Aquel primer día de clases pensé: “Parece que la vida me empieza a sonreír”. Pero no imaginaba la fila de problemas que me esperaba.

Bastaron solo dos meses para conocer en ese lugar a mis peores amigos de la vida y como era de esperarse, organizamos nuestro grupo de parrandas para los fines de semana. Estaba asombrado: tenía con quién emborracharme, pelearme y embrutecerme siempre. Pero no fue suficiente; comencé a consumir droga. Era una experiencia que me llevaba más allá de lo que podía hacer el vino en mi cuerpo.

Por ese tiempo me preguntaba: “¿Y mi familia? ¿Qué pensará de esto?”.

Les interesaba poco. No tenían tiempo de investigar lo que el hijo menor estaba llevando a cabo. Desgraciadamente todavía no terminaba la hilera de experiencias malas.

Ingresé a la banda de música estudiantil como saxofonista y me gané la gracia de pertenecer a un grupo de música tropical; aquí sí comenzaron mis dificultades. De las 24 horas del día, ocho dormía, siete estudiaba y nueve convivía con mis amigos que solamente planeaban embriagarse, adulterar, fornicar y cometer atrocidades.

Un sábado de enero de 1978, me di cuenta que iba a un paso muy acelerado. Me veía como un hombre de 30 años cuando solo contaba con escasos quince. Pero ahí, sentado en una banca del mercado donde mi madre vendía dulces, se acercó una de mis hermanas y comenzó a hablarme de algo que había encontrado y le había ayudado a obtener la paz y tranquilidad para su alma.

Me hablaba de Jesucristo y me explicaba de qué manera Dios la había transformado. En esos momentos vi dentro de mí, muy a lo lejos, una luz que brillaba.

El día siguiente era domingo y mi hermana me invitó a una reunión con los hermanos de su Iglesia. En medio de ellos, incrédulo, admirado de la manera en que cantaban y oraban, llegó el momento en que el pastor tomó la palabra y comenzó a exhortar a su Iglesia a una vida nueva y regenerada en Cristo Jesús. Me parecía que ese pastor sabía de qué manera estaba yo viviendo, porque hablaba acerca de cosas que yo practicaba.
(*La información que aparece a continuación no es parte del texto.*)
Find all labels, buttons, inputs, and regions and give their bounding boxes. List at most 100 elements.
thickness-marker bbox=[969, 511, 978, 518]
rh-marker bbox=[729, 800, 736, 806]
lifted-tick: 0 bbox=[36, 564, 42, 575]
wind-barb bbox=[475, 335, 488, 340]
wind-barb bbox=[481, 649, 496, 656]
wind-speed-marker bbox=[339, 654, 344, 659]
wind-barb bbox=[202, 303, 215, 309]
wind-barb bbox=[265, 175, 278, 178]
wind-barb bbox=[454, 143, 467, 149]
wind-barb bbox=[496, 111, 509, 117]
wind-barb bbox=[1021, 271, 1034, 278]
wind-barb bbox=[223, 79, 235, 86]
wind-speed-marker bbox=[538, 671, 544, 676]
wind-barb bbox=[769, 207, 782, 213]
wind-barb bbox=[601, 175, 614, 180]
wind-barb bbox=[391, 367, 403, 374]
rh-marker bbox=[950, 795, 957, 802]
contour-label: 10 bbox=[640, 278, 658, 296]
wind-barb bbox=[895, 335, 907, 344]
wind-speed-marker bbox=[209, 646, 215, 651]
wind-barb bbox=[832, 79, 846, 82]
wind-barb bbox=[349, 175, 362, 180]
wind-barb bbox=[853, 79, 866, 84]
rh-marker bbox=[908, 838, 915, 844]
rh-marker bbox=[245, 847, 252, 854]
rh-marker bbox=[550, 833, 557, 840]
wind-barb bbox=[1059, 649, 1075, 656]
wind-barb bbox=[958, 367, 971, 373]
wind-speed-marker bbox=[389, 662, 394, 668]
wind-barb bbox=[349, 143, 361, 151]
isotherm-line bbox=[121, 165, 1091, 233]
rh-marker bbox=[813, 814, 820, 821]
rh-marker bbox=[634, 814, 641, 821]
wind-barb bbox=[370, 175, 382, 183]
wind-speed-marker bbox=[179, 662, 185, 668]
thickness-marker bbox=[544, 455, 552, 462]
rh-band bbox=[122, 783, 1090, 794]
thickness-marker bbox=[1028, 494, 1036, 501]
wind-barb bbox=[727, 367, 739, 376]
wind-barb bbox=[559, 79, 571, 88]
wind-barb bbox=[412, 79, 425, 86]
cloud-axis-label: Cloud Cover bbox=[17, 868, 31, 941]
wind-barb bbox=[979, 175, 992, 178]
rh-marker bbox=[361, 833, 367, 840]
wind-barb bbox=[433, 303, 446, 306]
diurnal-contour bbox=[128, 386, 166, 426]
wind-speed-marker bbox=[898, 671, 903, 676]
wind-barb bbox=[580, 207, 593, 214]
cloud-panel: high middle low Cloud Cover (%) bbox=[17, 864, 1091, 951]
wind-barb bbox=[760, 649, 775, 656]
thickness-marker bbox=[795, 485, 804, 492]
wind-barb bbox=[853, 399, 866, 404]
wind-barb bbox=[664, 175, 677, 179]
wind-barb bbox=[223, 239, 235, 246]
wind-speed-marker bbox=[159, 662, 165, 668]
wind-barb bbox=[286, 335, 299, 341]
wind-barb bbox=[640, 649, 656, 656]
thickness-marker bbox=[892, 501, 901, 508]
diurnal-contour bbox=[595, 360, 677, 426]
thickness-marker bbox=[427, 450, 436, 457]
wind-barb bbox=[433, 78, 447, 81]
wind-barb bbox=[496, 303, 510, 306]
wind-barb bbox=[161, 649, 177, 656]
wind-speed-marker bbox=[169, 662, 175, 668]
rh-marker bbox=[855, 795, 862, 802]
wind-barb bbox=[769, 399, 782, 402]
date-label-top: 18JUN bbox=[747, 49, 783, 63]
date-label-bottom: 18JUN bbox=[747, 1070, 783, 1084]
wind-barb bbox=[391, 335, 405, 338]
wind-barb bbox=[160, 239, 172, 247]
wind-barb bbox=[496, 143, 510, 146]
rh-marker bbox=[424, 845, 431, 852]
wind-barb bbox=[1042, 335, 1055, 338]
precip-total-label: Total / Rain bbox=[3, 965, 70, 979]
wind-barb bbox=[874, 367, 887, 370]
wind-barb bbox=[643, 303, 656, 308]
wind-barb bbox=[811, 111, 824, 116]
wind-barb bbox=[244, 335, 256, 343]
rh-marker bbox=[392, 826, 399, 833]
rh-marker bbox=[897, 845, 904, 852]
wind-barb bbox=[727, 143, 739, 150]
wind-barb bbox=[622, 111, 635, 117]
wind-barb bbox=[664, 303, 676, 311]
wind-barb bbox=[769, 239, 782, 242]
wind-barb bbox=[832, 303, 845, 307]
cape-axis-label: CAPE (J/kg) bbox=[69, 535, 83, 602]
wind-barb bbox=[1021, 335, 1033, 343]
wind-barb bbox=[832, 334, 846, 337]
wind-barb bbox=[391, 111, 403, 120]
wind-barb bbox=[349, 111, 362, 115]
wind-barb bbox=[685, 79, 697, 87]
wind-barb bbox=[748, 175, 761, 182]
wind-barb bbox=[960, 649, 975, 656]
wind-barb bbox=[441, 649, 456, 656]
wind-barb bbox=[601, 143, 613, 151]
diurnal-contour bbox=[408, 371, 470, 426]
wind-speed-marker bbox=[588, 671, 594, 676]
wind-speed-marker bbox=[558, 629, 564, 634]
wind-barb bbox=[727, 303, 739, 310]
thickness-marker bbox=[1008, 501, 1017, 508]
Un momento después él invitó a todos aquellos que quisieran entregar su vida a Jesús y arrepentirse de sus pecados a pasar al frente. Me levanté y fui; no sabía por qué lo hacía pero estaba caminando hacia la regeneración de mi vida.

Caí de rodillas y comencé a llorar. Había encontrado la compañía que me hacía falta; había hallado a Jesús, mi Salvador.

Ahora Él me acompaña junto con mi esposa y mi hija a cualquier lugar que yo vaya. Dios cambió mi vida y me libertó de todos mis vicios. Y algo mejor: me libró del espanto de la soledad.